O americano Zach Marks, de 14 anos visitou na manhã desta quarta-feira (6) uma escola de Mogi das Cruzes (SP) para lançar a versão em português de seu site “Grom My Life” (Grom Social, no Brasil), criada por ele, aos 11 anos de idade. O site é a maior rede social para crianças e adolescentes do mundo. Na escola, no bairro Alto do Ipiranga, Zach falou sobre sua invenção, respondeu perguntas e mostrou como o site funciona. Na tarde de terça (5), o americano visitou uma escola municipal, no mesmo município.

A Grom Social permite adicionar amigos, compartilhar fotos e vídeos e acessar jogos, igual a redes sociais mais conhecidas. O diferencial está no conteúdo – apropriado para crianças de 5 a 16 anos – e no controle dos pais, que podem monitorar o acesso dos filhos, em tempo real, 24 horas por dia.

O americano fica no Brasil até o dia 9 de maio, para divulgar a primeira versão do site fora dos Estados Unidos. Além disso, está recrutando “embaixadores brasileiros” para fazerem parte da equipe do site, testando jogos e novas ferramentas antes que elas sejam disponibilizadas para os demais usuários. Crianças de 5 a 16 anos, podem fazer o cadastro gratuitamente.

Atualmente o site tem 1 milhão de perfis cadastrados em mais de 200 países. “Na hora de se cadastrar a criança deve indicar um e-mail dos pais ou responsável. É através dele que esse adulto tem acesso ao conteúdo que a criança está acessando”, detalhou Marks. A plataforma também promove discussões de alguns temas de responsabilidade social como ações contra o bullying, drogas e fumo.

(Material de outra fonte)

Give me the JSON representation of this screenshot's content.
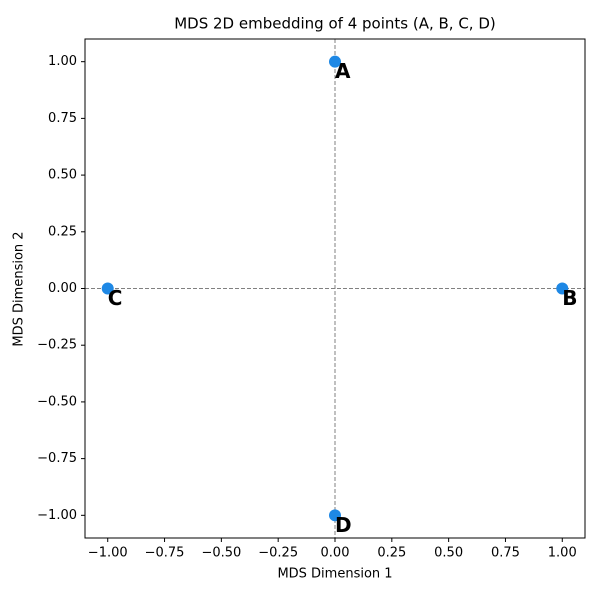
{
  "chart_data": {
    "type": "scatter",
    "title": "MDS 2D embedding of 4 points (A, B, C, D)",
    "x_label": "MDS Dimension 1",
    "y_label": "MDS Dimension 2",
    "series": [
      {
        "color": "#1e88e5",
        "x": [
          0,
          1,
          -1,
          0
        ],
        "values": [
          1,
          0,
          0,
          -1
        ],
        "labels": [
          "A",
          "B",
          "C",
          "D"
        ]
      }
    ],
    "xlim": [
      -1.1,
      1.1
    ],
    "ylim": [
      -1.1,
      1.1
    ],
    "xticks": [
      {
        "value": -1,
        "label": "−1.00"
      },
      {
        "value": -0.75,
        "label": "−0.75"
      },
      {
        "value": -0.5,
        "label": "−0.50"
      },
      {
        "value": -0.25,
        "label": "−0.25"
      },
      {
        "value": 0,
        "label": "0.00"
      },
      {
        "value": 0.25,
        "label": "0.25"
      },
      {
        "value": 0.5,
        "label": "0.50"
      },
      {
        "value": 0.75,
        "label": "0.75"
      },
      {
        "value": 1,
        "label": "1.00"
      }
    ],
    "yticks": [
      {
        "value": -1,
        "label": "−1.00"
      },
      {
        "value": -0.75,
        "label": "−0.75"
      },
      {
        "value": -0.5,
        "label": "−0.50"
      },
      {
        "value": -0.25,
        "label": "−0.25"
      },
      {
        "value": 0,
        "label": "0.00"
      },
      {
        "value": 0.25,
        "label": "0.25"
      },
      {
        "value": 0.5,
        "label": "0.50"
      },
      {
        "value": 0.75,
        "label": "0.75"
      },
      {
        "value": 1,
        "label": "1.00"
      }
    ],
    "reference_lines": {
      "x": 0,
      "y": 0,
      "color": "#808080"
    },
    "grid": false
  }
}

A ideia de criar uma rede social para crianças surgiu quando Zach tinha 11 anos e queria interagir com outras crianças on-line. Ele criou uma conta no Facebook e rapidamente adicionou mais de 600 amigos. Sua conta foi descoberta por seu pai, Darren Marks, que o tirou da rede com medo de sua exposição a conteúdo adulto e impróprio. “Isso aconteceu por duas vezes seguidas. Da última vez que discutimos sobre isso, perguntei se não poderia criar a minha própria rede social. Meu pai disse ‘boa sorte’. Então fiz uma rede com meus irmãos, mas muita gente começou a entrar e tivemos que pensar em uma estrutura mais abrangente” disse o americano.

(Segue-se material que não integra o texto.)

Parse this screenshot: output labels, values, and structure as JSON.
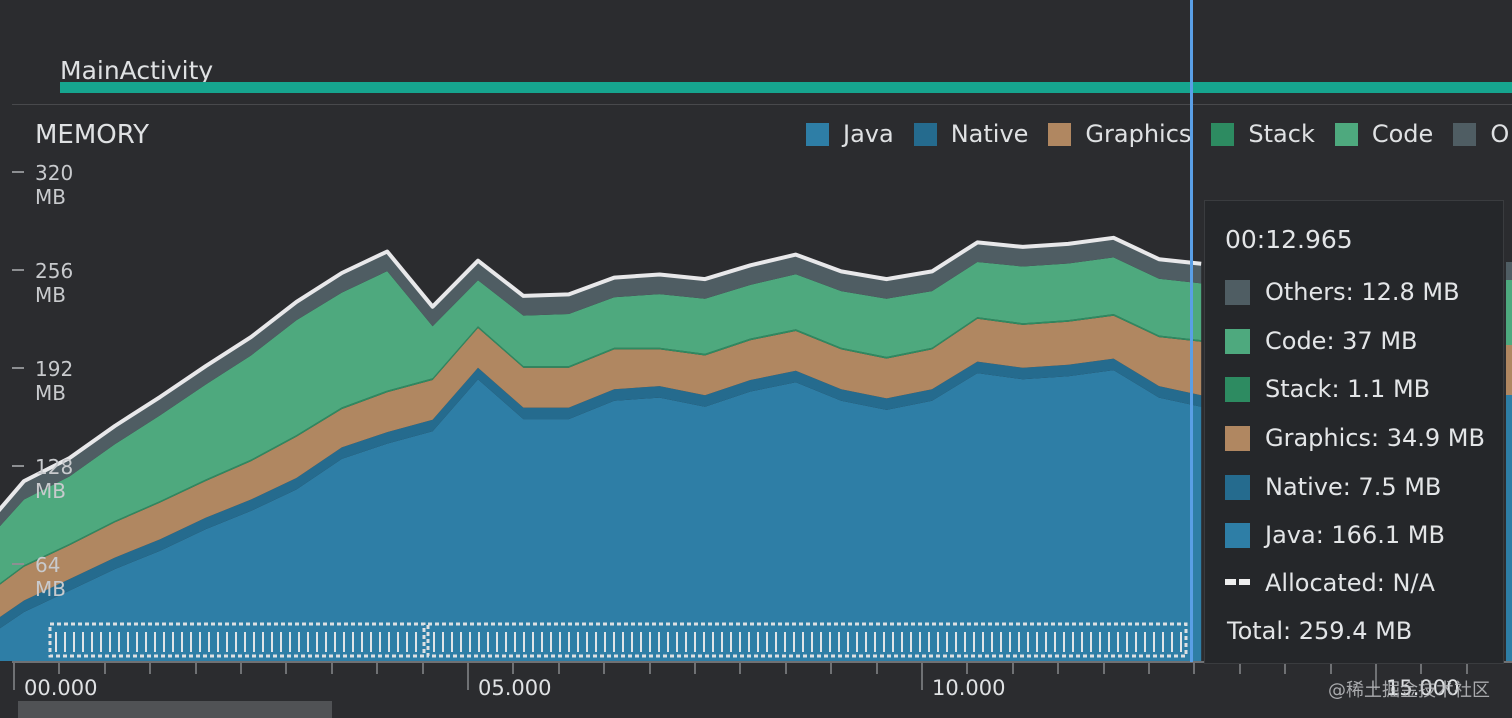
{
  "activity": {
    "label": "MainActivity"
  },
  "memory": {
    "title": "MEMORY"
  },
  "legend": [
    {
      "label": "Java",
      "color": "#2e7ea6"
    },
    {
      "label": "Native",
      "color": "#256b8e"
    },
    {
      "label": "Graphics",
      "color": "#b08761"
    },
    {
      "label": "Stack",
      "color": "#2d8b61"
    },
    {
      "label": "Code",
      "color": "#4ea97e"
    },
    {
      "label": "O",
      "color": "#4f5d63"
    }
  ],
  "y_axis": {
    "labels": [
      "320 MB",
      "256 MB",
      "192 MB",
      "128 MB",
      "64 MB"
    ]
  },
  "x_axis": {
    "labels": [
      "00.000",
      "05.000",
      "10.000",
      "15.000"
    ]
  },
  "tooltip": {
    "time": "00:12.965",
    "rows": [
      {
        "label": "Others: 12.8 MB",
        "color": "#4f5d63"
      },
      {
        "label": "Code: 37 MB",
        "color": "#4ea97e"
      },
      {
        "label": "Stack: 1.1 MB",
        "color": "#2d8b61"
      },
      {
        "label": "Graphics: 34.9 MB",
        "color": "#b08761"
      },
      {
        "label": "Native: 7.5 MB",
        "color": "#256b8e"
      },
      {
        "label": "Java: 166.1 MB",
        "color": "#2e7ea6"
      }
    ],
    "allocated": "Allocated: N/A",
    "total": "Total: 259.4 MB"
  },
  "watermark": "@稀土掘金技术社区",
  "chart_data": {
    "type": "area",
    "stacked": true,
    "title": "MEMORY",
    "xlabel": "",
    "ylabel": "",
    "x_unit": "seconds",
    "y_unit": "MB",
    "ylim": [
      0,
      320
    ],
    "xlim": [
      -0.6,
      16.6
    ],
    "y_ticks": [
      64,
      128,
      192,
      256,
      320
    ],
    "x_ticks": [
      0,
      5,
      10,
      15
    ],
    "x": [
      -0.6,
      0,
      0.5,
      1,
      1.5,
      2,
      2.5,
      3,
      3.5,
      4,
      4.5,
      5,
      5.5,
      6,
      6.5,
      7,
      7.5,
      8,
      8.5,
      9,
      9.5,
      10,
      10.5,
      11,
      11.5,
      12,
      12.5,
      12.965
    ],
    "series": [
      {
        "name": "Java",
        "values": [
          8,
          32,
          46,
          60,
          72,
          86,
          98,
          112,
          132,
          142,
          150,
          184,
          158,
          158,
          170,
          172,
          166,
          176,
          182,
          170,
          164,
          170,
          188,
          184,
          186,
          190,
          172,
          166.1
        ]
      },
      {
        "name": "Native",
        "values": [
          7,
          7.5,
          7.5,
          7.5,
          7.5,
          7.5,
          7.5,
          7.5,
          7.5,
          7.5,
          7.5,
          7.5,
          7.5,
          7.5,
          7.5,
          7.5,
          7.5,
          7.5,
          7.5,
          7.5,
          7.5,
          7.5,
          7.5,
          7.5,
          7.5,
          7.5,
          7.5,
          7.5
        ]
      },
      {
        "name": "Graphics",
        "values": [
          20,
          22,
          22,
          23,
          24,
          24,
          25,
          27,
          25,
          26,
          26,
          26,
          26,
          26,
          26,
          24,
          26,
          26,
          26,
          26,
          26,
          26,
          28,
          28,
          28,
          28,
          32,
          34.9
        ]
      },
      {
        "name": "Stack",
        "values": [
          1,
          1,
          1,
          1,
          1,
          1,
          1,
          1,
          1.1,
          1.1,
          1.1,
          1.1,
          1.1,
          1.1,
          1.1,
          1.1,
          1.1,
          1.1,
          1.1,
          1.1,
          1.1,
          1.1,
          1.1,
          1.1,
          1.1,
          1.1,
          1.1,
          1.1
        ]
      },
      {
        "name": "Code",
        "values": [
          30,
          43,
          44,
          50,
          56,
          62,
          68,
          75,
          75,
          78,
          34,
          30,
          33,
          34,
          33,
          35,
          36,
          35,
          36,
          37,
          38,
          37,
          36,
          37,
          37,
          37,
          37,
          37
        ]
      },
      {
        "name": "Others",
        "values": [
          10,
          12,
          12,
          12,
          12,
          12,
          12,
          12,
          12.8,
          12.8,
          12.8,
          12.8,
          12.8,
          12.8,
          12.8,
          12.8,
          12.8,
          12.8,
          12.8,
          12.8,
          12.8,
          12.8,
          12.8,
          12.8,
          12.8,
          12.8,
          12.8,
          12.8
        ]
      }
    ],
    "cursor_x": 12.965
  }
}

“É importante acompanharmos o que os nosso filhos estão acessando. O Zach acabou criando um ambiente online totalmente adequado para a idade deles, e isso nos deixa muito tranquilos. Quando o jovem faz 18 anos, ele pode migrar para outras redes sociais, porque até lá já aprendeu no Grom a como não se expor ou disponibilizar informações pessoais demais nas redes”, destacou o pai Darren Marks.

Embaixadores
O americano procura no Brasil “embaixadores” para o Grom Social. “As crianças cadastradas recebem material promocional do Grom e nos ajudam a testar novas plataformas do site, como jogos, por exemplo, antes do material ficar disponível para os demais usuários”, comentou.

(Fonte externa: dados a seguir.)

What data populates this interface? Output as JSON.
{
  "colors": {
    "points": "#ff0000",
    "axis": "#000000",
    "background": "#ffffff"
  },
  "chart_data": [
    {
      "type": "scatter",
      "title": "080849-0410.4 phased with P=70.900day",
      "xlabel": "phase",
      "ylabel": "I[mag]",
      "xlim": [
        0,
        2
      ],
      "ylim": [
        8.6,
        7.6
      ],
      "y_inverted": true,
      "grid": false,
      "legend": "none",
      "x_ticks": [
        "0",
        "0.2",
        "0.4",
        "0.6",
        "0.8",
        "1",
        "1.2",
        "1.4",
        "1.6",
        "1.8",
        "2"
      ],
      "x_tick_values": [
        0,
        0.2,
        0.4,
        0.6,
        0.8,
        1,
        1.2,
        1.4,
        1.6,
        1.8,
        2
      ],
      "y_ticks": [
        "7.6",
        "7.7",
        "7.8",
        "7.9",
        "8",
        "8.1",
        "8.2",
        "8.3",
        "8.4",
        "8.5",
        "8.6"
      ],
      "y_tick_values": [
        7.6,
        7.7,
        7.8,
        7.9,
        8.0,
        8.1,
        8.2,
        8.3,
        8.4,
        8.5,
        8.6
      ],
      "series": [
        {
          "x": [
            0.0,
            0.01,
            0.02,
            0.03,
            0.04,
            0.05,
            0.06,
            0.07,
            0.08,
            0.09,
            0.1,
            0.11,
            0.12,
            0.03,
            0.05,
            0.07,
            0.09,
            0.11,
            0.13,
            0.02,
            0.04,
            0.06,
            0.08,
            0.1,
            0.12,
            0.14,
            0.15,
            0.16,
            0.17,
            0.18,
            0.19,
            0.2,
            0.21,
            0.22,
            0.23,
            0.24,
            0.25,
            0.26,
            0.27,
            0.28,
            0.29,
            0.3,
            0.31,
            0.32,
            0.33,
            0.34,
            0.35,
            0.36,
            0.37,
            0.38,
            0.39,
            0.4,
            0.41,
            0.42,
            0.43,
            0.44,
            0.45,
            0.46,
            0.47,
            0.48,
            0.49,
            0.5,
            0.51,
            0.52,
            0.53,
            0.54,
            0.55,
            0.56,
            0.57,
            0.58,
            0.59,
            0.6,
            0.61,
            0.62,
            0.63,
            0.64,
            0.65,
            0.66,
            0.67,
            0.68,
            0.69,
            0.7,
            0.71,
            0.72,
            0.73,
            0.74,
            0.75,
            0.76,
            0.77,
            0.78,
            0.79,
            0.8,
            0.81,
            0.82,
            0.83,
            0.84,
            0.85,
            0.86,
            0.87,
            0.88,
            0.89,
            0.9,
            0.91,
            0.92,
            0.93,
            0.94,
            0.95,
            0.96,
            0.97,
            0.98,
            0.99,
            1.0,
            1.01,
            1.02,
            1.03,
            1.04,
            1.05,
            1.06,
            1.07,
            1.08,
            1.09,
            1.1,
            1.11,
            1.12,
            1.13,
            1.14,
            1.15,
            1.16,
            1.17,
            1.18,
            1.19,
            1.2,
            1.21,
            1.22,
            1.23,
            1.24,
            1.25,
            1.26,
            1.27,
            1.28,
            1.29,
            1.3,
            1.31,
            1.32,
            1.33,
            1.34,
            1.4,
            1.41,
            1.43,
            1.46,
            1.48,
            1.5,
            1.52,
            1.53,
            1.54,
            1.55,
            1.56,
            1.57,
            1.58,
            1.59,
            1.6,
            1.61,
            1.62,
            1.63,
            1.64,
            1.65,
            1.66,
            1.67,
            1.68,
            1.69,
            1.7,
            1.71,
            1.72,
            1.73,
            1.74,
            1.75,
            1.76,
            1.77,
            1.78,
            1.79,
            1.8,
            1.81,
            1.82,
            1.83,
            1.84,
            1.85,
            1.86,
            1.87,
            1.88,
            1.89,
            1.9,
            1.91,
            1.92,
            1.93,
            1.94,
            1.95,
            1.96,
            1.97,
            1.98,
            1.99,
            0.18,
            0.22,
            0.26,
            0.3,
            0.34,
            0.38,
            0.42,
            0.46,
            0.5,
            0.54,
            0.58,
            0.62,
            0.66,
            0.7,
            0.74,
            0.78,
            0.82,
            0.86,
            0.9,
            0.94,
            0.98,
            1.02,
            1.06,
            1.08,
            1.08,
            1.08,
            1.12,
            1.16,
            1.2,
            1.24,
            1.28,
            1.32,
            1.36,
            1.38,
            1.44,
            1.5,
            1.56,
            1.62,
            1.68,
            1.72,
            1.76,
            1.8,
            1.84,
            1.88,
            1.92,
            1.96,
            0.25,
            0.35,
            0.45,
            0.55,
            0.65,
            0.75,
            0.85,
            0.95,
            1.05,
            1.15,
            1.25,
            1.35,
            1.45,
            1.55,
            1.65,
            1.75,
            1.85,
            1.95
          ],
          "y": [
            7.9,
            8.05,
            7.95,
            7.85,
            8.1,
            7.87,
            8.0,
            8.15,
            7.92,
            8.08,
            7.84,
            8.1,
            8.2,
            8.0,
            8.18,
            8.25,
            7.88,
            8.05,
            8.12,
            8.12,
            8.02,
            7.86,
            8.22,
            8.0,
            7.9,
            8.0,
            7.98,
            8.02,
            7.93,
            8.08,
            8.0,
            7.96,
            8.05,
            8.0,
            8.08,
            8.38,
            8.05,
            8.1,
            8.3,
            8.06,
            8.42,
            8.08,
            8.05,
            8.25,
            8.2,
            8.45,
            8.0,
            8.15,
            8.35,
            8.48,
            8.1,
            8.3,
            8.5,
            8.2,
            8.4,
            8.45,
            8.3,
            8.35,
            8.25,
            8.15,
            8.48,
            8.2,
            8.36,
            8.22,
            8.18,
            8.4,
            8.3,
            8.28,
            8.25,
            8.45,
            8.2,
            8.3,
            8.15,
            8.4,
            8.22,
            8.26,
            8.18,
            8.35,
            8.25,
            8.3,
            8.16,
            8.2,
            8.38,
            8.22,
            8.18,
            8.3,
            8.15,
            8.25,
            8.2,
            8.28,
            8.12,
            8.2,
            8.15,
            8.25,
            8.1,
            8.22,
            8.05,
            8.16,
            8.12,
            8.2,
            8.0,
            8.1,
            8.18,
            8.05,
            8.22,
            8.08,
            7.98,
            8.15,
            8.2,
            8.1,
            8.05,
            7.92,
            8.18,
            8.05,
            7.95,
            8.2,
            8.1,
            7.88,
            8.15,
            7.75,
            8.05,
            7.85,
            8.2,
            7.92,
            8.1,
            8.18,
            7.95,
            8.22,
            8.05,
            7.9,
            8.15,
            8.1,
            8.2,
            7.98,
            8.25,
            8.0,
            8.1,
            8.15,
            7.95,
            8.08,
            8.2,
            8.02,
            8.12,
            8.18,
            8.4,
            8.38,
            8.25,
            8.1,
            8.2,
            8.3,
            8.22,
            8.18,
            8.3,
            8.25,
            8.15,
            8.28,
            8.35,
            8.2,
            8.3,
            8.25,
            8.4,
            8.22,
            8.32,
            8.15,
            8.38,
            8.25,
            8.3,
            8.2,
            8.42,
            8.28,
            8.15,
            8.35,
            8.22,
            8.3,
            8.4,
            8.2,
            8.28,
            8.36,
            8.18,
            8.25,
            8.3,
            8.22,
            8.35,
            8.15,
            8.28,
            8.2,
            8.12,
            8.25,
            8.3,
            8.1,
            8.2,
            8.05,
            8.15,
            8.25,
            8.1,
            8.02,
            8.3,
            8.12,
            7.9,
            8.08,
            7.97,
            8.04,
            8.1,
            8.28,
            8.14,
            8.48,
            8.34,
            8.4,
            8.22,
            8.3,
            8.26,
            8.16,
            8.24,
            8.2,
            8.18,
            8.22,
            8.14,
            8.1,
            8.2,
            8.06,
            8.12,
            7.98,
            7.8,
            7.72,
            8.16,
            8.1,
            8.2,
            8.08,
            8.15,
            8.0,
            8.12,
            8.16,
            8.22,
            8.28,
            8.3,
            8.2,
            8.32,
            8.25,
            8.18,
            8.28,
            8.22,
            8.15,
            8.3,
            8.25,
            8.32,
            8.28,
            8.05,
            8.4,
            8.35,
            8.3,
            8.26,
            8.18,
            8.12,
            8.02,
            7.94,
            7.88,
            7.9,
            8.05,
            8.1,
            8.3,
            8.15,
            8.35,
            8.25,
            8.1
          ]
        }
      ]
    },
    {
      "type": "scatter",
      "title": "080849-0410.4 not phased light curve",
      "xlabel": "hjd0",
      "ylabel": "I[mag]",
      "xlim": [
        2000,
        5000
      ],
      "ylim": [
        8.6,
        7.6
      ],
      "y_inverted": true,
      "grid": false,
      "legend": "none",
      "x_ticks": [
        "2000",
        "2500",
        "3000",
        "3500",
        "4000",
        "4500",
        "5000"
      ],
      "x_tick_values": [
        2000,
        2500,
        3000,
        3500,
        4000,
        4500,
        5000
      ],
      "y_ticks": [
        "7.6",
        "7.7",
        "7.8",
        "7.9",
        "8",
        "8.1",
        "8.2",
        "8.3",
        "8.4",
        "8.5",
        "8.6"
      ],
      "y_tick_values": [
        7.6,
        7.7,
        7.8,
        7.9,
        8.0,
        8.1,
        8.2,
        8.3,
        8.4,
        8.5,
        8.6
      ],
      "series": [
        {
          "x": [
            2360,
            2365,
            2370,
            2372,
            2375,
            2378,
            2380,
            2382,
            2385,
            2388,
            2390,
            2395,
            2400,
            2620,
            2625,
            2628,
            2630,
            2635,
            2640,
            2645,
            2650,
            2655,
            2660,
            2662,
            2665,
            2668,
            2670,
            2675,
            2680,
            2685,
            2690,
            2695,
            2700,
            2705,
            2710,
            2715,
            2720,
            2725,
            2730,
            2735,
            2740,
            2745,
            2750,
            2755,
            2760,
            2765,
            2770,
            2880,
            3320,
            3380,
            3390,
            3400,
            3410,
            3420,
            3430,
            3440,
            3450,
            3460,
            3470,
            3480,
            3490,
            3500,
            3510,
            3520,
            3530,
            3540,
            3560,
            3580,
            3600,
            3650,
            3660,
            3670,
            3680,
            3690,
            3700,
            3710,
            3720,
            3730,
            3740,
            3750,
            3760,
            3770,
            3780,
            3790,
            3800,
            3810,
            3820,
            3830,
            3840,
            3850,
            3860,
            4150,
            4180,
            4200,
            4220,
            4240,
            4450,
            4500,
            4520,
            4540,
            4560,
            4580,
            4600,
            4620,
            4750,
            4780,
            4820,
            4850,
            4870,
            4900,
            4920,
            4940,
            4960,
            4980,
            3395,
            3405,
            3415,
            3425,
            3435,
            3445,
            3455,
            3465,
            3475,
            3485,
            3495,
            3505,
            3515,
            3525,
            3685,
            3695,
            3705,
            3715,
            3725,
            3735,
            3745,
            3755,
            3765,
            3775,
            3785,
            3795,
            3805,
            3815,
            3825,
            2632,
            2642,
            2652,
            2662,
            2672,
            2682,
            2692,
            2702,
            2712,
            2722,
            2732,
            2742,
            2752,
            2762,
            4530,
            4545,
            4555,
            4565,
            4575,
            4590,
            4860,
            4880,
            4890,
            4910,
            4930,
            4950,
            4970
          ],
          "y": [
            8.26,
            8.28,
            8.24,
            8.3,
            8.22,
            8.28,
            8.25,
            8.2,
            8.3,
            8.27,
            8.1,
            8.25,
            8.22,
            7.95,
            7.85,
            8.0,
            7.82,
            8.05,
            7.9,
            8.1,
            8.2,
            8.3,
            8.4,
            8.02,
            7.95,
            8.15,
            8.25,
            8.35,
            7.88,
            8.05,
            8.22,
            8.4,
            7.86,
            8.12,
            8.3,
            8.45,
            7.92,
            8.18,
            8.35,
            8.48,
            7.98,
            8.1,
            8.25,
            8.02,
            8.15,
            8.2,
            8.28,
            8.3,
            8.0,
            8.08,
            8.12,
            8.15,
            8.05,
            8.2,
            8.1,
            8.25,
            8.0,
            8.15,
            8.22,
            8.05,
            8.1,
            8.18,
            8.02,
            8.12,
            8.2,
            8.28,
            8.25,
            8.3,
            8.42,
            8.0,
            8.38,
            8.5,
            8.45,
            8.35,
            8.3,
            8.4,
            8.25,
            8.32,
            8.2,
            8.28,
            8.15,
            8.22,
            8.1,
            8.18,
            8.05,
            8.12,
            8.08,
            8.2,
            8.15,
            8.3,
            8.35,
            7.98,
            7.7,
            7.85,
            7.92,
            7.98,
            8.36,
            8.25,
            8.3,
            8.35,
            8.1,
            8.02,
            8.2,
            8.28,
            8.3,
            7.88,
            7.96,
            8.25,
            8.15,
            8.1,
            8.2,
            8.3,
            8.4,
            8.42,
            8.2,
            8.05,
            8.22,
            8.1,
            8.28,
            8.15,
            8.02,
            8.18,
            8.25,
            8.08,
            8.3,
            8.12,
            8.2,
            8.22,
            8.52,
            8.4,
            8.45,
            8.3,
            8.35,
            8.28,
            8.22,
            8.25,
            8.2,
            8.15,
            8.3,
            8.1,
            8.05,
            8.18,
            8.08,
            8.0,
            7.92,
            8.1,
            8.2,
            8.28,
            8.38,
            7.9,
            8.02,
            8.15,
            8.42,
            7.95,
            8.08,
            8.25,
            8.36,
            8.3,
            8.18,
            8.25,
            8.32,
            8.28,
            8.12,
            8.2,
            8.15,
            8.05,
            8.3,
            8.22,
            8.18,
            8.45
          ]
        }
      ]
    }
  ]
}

“Gostei muito do site, da ideia. Fiquei impressionado de ele ser tão jovem e já ter criado uma rede social. Foi uma experiência bem legal”, comentou o aluno do 6º ano João Pedro Granado. O cadastramento dos interessados é feito por meio das professores das escolas que Zach visita.

Plataforma virtual
Zach e os irmãos estudam em casa, através de uma escola virtual, que administra um programa no Brasil que permite ao aluno conciliar a carga horária do Ensino Médio com aulas complementares do programa. Ao final do curso, o estudante recebe o dual diploma – certificado amplamente aceito entre as mais respeitadas universidades americanas como Princeton, Harvard, Yale, MIT, entre outras. “Essa visita só foi possível porque temos o programa Smart disponível aos nossos alunos. Queríamos fazer uma ponte com o Zach, que está em outro País, mas pode inspirar ideias. Essa troca de experiências é muito importante”, disse Silvino Melo, diretor do colégio.